Overview

A Study of Definitive Therapy to Treat Prostate Cancer After Prostatectomy

Status:
Active, not recruiting
Trial end date:
2024-02-01
Target enrollment:
0
Participant gender:
Male
Summary
To assess the safety of treating men with oligometastatic prostate cancer with the following therapy: (1st) Systemic chemo-hormonal therapy with up to 6-months (~24 weeks) of adjuvant androgen deprivation and up to 6 cycles of chemotherapy, (2nd) definitive local tumor control with adjuvant radiation therapy, and (3rd) consolidative stereotactic radiation to oligometastatic lesions. The men will receive a total of 2 years of androgen deprivation. Androgen blockade will be the same throughout the course of treatment.
Phase:
Phase 2
Accepts Healthy Volunteers?
No
Details
Lead Sponsor:
Sidney Kimmel Comprehensive Cancer Center
Sidney Kimmel Comprehensive Cancer Center at Johns Hopkins
Treatments:
Abiraterone Acetate
Androgens
Bicalutamide
Docetaxel
Leuprolide
Criteria
Inclusion Criteria:

1. Willing and able to provide written informed consent.

2. Age ≥ 18 years

3. Eastern cooperative oncology group (ECOG) performance status ≤2

4. Documented histologically confirmed adenocarcinoma of the prostate

5. Willing to undergo the following therapy: (1st) Systemic chemo-hormonal therapy with
up to 6-months (~24 weeks) of neoadjuvant androgen deprivation and up to 6 cycles of
chemotherapy, (2nd) definitive local tumor control with adjuvant radiation therapy,
and (3rd) consolidative stereotactic radiation to oligometastatic lesions.
Additionally, must be willing to be treated with a full two years of androgen
deprivation.

6. Oligometastatic prostate cancer: Stage T1-4, N0-1 and/or M1a-b (up to 5 metastatic
lesions- including bone lesions and non-regional lymph nodes seen on bone scan,
contrast enhanced CT scan, or PET scan)

Exclusion Criteria:

1. Prior local non-surgical therapy to treat prostate cancer (e.g. radiation therapy,
brachytherapy)

2. Prior therapy to a metastatic site.

3. Prior or ongoing systemic therapy for prostate cancer including, but not limited to:

1. Hormonal therapy (e.g. leuprolide, goserelin, triptorelin, degarelix)
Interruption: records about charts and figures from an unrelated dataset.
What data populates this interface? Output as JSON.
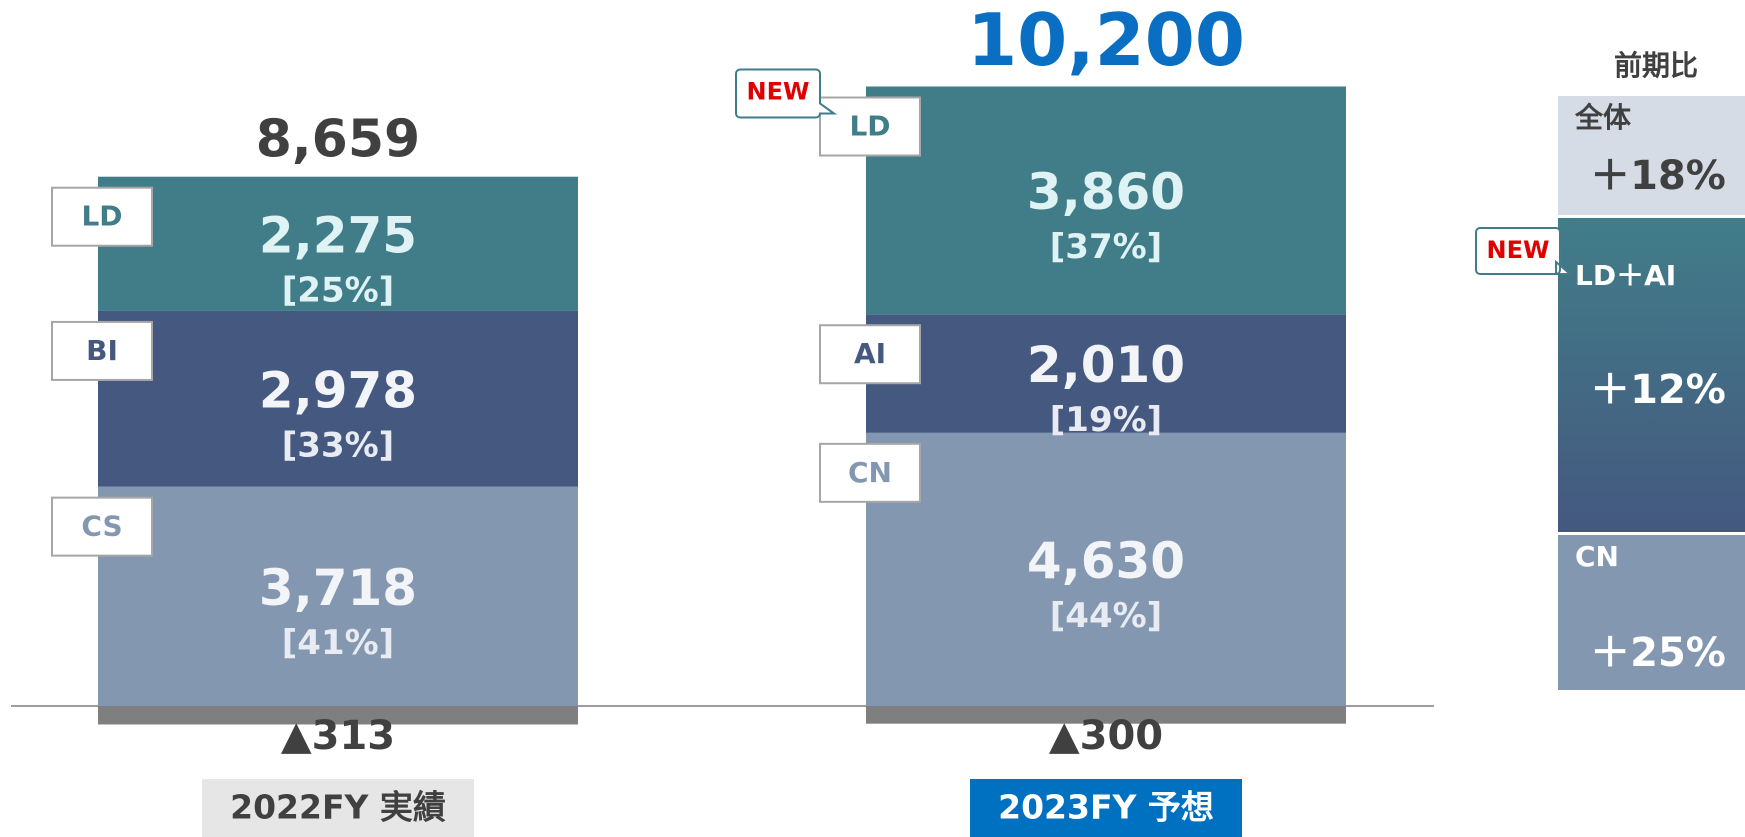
{
  "chart_data": {
    "type": "stacked_bar",
    "bars": [
      {
        "category": "2022FY 実績",
        "total": 8659,
        "total_label": "8,659",
        "total_color": "#404040",
        "adjustment": -313,
        "adjustment_label": "▲313",
        "category_color": "#e7e6e6",
        "category_text_color": "#404040",
        "segments": [
          {
            "name": "LD",
            "value": 2275,
            "value_label": "2,275",
            "share": 25,
            "share_label": "[25%]",
            "color": "#417d89"
          },
          {
            "name": "BI",
            "value": 2978,
            "value_label": "2,978",
            "share": 33,
            "share_label": "[33%]",
            "color": "#45587f"
          },
          {
            "name": "CS",
            "value": 3718,
            "value_label": "3,718",
            "share": 41,
            "share_label": "[41%]",
            "color": "#8397b0"
          }
        ]
      },
      {
        "category": "2023FY 予想",
        "total": 10200,
        "total_label": "10,200",
        "total_color": "#0a6fc2",
        "adjustment": -300,
        "adjustment_label": "▲300",
        "category_color": "#0070c0",
        "category_text_color": "#ffffff",
        "segments": [
          {
            "name": "LD",
            "badge": "NEW",
            "value": 3860,
            "value_label": "3,860",
            "share": 37,
            "share_label": "[37%]",
            "color": "#417d89"
          },
          {
            "name": "AI",
            "value": 2010,
            "value_label": "2,010",
            "share": 19,
            "share_label": "[19%]",
            "color": "#45587f"
          },
          {
            "name": "CN",
            "value": 4630,
            "value_label": "4,630",
            "share": 44,
            "share_label": "[44%]",
            "color": "#8397b0"
          }
        ]
      }
    ],
    "adjustment_color": "#7f7f7f"
  },
  "comparison": {
    "title": "前期比",
    "rows": [
      {
        "name": "全体",
        "change": "＋18%"
      },
      {
        "name": "LD＋AI",
        "badge": "NEW",
        "change": "＋12%"
      },
      {
        "name": "CN",
        "change": "＋25%"
      }
    ]
  }
}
2. CYP-17 inhibitors (e.g. ketoconazole)

3. Antiandrogens (e.g. bicalutamide, nilutamide)

4. Second generation antiandrogens (e.g. enzalutamide, abiraterone)

5. Immunotherapy (e.g. sipuleucel-T, ipilimumab)

6. Chemotherapy (e.g. docetaxel, cabazitaxel) *Note: may be enrolled if hormone
therapy was recently initiated (<90 days duration)). In the event that hormone
therapy was initiated prior to study enrollment, the clock for 2 years of
androgen deprivation would begin at the time of therapy initiation, rather than
at study enrollment.

4. Evidence of serious and/or unstable pre-existing medical, psychiatric or other
condition (including laboratory abnormalities) that could interfere with patient
safety or provision of informed consent to participate in this study.

5. Any psychological, familial, sociological, or geographical condition that could
potentially interfere with compliance with the study protocol and follow-up schedule.

6. Abnormal bone marrow function [absolute neutrophil count (ANC)<1500/mm3, platelet
count <100,000/mm3, hemoglobin <9 g/dL]

7. Abnormal liver function (bilirubin >ULN; AST, ALT > 2.5 x upper limit of normal)

8. Creatinine clearance of ≥ 30 mL/min. CrCl should be calculated suing the
Cockcroft-Gault formula.

9. Active cardiac disease defined as active angina, symptomatic congestive heart failure,
or myocardial infarction within previous six months.

10. Prior history of malignancy in the past 3 years with the exception of basal cell and
squamous cell carcinoma of the skin. Other malignancies that are considered to have a
low potential to progress may be enrolled at discretion of PI.